‘Better a fool at a feast’

Better a fool at a feast than a wise man at a fray.

Ivanhoe by Sir Walter Scott

Wamba the Fool is pretty much my favourite character in Ivanhoe. He just gets to put everyone else and their idiocy on blast with complete immunity himself. And, as evident in the quote above, he’s full of cogent axioms and quotes. He also apparently has a healthy sense of self-preservation, unlike most of the rest of the jokers in the story. I particularly loved the interpretation of him in the 1997 miniseries.

Ivanhoe by Sir Walter Scott, Longman’s English Classics, 1943, p. 355

Fictional fools often have a biting wit that satirizes the follies of their masters, but they get away with it because they’re only an “addlebrained” fool and they’re providing entertainment in the form of wordplay and witticism.

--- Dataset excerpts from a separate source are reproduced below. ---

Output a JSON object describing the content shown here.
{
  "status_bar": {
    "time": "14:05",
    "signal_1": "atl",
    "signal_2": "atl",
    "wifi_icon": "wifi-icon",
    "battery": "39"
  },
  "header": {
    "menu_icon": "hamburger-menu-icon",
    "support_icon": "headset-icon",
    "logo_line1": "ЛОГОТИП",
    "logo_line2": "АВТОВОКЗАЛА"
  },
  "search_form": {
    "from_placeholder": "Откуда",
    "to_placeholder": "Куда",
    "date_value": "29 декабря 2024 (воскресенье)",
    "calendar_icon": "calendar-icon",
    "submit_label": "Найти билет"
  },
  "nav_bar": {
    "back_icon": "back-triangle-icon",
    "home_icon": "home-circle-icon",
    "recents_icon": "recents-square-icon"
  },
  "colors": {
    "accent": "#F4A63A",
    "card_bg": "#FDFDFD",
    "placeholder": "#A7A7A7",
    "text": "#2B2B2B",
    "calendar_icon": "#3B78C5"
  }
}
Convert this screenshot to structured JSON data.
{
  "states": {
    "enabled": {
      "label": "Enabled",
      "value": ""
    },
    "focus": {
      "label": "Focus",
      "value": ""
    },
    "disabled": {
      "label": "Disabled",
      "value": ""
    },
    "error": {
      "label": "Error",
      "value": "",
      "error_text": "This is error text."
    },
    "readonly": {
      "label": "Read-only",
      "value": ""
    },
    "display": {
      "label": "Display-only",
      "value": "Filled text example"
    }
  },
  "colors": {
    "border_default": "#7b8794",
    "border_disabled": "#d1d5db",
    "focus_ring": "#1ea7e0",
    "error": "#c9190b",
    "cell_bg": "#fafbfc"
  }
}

In this capacity, they often display a knack for seeing past the societal niceties and provide an insight into people’s true hearts and minds.

Fools themselves often act and are treated as outside accepted societal conventions, (unless of course you count the status of “fool” as being its own convention, which it sort of was) exempt from the same scrutiny and standards as others because they have already been declared “fool” and no further thought is wasted on them.

Though there isn’t an equivalent role I can think of in our society today, unless it be social media users, there’s nothing really stopping any of us from taking up the fool’s mantle and getting in some good zingers without fearing the repercussions.